According to the national Centers for Disease Control and Prevention, America’s indigenous population is 1.7 times more likely to contract COVID-19, 3.5 times more likely to be hospitalized, and 2.7 times more likely to die from the virus. Last month, JHU’s Coronavirus Resource Center launched a data-driven map that tracks the impact of the virus across American Indian and Alaska Native communities, mapping cases and deaths, as well as vaccinations, on Tribal lands. 

The map was created in partnership with Indian Country Today, an independent news service that covers Tribal and Natives news throughout the Americas. When the first COVID cases appeared in the Navajo Nation, managing editor Jourdan Bennett-Begaye began a spreadsheet that tracked the virus’s spread. 

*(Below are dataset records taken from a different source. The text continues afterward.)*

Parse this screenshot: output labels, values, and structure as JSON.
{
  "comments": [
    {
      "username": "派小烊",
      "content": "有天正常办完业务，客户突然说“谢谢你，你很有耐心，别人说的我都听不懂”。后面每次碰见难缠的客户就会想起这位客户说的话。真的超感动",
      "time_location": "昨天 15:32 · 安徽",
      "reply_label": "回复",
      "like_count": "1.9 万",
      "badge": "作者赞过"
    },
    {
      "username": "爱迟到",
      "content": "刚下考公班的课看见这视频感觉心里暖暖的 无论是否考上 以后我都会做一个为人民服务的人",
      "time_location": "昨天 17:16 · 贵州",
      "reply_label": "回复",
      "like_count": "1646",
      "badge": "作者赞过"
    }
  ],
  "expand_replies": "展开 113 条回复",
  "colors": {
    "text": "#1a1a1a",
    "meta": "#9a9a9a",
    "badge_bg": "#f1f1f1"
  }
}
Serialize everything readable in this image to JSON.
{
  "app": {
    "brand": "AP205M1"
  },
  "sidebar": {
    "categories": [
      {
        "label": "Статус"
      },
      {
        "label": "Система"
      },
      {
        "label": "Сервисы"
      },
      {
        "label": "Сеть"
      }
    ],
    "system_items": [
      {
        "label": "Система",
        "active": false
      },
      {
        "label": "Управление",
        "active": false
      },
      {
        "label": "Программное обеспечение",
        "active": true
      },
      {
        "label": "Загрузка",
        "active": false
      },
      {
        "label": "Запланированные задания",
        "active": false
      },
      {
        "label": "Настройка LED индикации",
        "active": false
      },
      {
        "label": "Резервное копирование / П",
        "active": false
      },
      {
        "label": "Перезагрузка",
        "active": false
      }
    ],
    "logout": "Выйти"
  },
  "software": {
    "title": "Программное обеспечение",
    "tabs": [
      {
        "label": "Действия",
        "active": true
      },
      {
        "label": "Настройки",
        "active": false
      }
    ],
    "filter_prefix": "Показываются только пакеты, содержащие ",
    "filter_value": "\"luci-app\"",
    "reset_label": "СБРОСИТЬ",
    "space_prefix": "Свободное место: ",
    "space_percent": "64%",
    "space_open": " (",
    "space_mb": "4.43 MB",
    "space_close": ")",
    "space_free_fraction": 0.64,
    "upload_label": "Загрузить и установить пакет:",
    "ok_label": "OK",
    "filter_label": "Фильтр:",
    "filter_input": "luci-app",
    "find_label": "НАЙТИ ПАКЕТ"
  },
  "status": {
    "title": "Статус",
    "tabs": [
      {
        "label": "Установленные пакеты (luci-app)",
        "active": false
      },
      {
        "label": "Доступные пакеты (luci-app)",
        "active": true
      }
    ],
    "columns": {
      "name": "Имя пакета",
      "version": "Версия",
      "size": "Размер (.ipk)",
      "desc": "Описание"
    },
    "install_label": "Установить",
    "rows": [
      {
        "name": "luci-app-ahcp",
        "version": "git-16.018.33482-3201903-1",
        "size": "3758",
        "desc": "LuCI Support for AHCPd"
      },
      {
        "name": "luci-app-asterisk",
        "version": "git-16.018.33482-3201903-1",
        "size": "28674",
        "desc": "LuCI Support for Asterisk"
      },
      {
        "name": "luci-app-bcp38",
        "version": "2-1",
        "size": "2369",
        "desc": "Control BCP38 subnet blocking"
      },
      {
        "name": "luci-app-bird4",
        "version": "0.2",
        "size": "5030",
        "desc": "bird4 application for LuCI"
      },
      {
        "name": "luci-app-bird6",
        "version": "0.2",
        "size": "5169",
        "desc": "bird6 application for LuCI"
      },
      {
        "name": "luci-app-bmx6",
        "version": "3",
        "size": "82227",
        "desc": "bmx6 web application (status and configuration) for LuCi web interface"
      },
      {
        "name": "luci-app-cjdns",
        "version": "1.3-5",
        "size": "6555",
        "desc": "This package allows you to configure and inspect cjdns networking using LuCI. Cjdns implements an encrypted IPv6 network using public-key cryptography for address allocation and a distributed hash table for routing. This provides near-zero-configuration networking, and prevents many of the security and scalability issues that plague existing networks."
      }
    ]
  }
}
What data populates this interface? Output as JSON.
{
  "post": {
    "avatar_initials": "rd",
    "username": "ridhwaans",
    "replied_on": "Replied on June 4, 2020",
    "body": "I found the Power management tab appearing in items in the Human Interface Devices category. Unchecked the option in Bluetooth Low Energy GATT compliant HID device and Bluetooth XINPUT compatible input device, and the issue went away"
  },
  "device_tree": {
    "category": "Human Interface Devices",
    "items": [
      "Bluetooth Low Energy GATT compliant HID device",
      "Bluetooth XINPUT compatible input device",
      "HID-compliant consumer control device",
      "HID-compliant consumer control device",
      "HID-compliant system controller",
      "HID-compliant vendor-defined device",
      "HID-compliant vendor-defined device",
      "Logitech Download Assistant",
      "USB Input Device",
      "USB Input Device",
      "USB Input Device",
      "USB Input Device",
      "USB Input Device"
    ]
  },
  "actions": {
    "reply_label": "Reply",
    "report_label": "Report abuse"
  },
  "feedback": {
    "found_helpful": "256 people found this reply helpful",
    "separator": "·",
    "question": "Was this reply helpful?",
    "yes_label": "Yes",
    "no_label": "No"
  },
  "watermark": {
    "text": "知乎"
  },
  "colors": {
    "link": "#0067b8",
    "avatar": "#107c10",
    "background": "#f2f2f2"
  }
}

While IHS eventually began doing similar tracking, it was not necessarily collecting all the data available, Bennett-Begaye explained in an editorial for Indian Country Today last month. IHS facilities are required to report their data, but tribally owned and operated facilities are not. Bennett-Begaye and her team knew the communities well—the websites to check, the social media to follow and the people they could call to get more robust COVID-19 numbers. 

“I wanted this data to come directly from tribes and publicly available data. I also wanted to give the data back to them to use,” Bennett-Begaye wrote. 

Bennett-Begaye’s publicly-available spreadsheet came to the attention of Talia Quandelacy, PhD, a Native infectious disease epidemiologist with ties to the CDC and JHU. Quandelacy began mapping the data and eventually put the Indian Country Today team in touch with JHU. 

Click to Enlarge: Interactive Map by Esri Arc GIS

Interactive Map

A year and a half later, the JHU Coronavirus Resource Center was able to launch the Tribal Lands Interactive Map. The map currently does not include information from Urban Indian populations, but researchers hope to eventually expand the data to include them.

One challenge that Native-serving health facilities shared with every other healthcare system during the pandemic was a sharp increase in the demand for medical supplies during a time of extreme supply chain disruptions. According to a recent Government Accountability Office (GAO) report, the IHS succeeded in meeting that demand by leveraging emergency contracting authority and being flexible with where they got their supplies. However, procurement officials did not always notice whether those supplies arrived on time. 

From 2017 through February 2020, IHS’s annual medical supply contracts hovered between $125 and $150 million. Between February 2020 and July 2021, IHS was required to purchase an additional $206 million in pandemic-related products. 

IHS’s demand for medical supplies peaked twice during the pandemic. The first time was in April 2020, when the driver was the need for personal protective equipment (PPE) such as masks and gloves. The second peak was in January 2021, and involved lab analyzers, test kits and reagents to test COVID-19 samples. 

IHS responded to its medical supply challenges by making good use of flexibilities built into the federal acquisition rules in the event of an emergency. 

For example, during previous years, only about 19% of IHS contracts were awarded noncompetitively. During the pandemic, that rose to 74%, with IHS citing “unusual and compelling urgency,” in which the government would suffer harm if it limited the sources from which agencies obtain supplies. The same clause allowed IHS to ignore restrictions of the Buy American Act, which establishes a preference for domestic products over foreign-bought ones. 

“IHS officials told us that awarding contracts quickly was important because the medical supply market was volatile, and the availability of items could rapidly change,” the GAO report states. “In addition, some existing vendors were unable to deliver medical supplies at the time.”

One of the drawbacks of the scramble to meet this increased demand is that IHS procurement officials did not always notice when products arrived late to IHS facilities. For example, one vendor delivered 20% of its Level 2 gowns and 35% of its Level 3 gowns a month late. 

“Officials attributed this oversight to the spike in volume, as well as the urgency of procurements during a pandemic,” the report states. “IHS officials told us that they began taking intermediate steps to improve tracking of products during 2020; the agency is currently obtaining new software to improve contractor oversight.”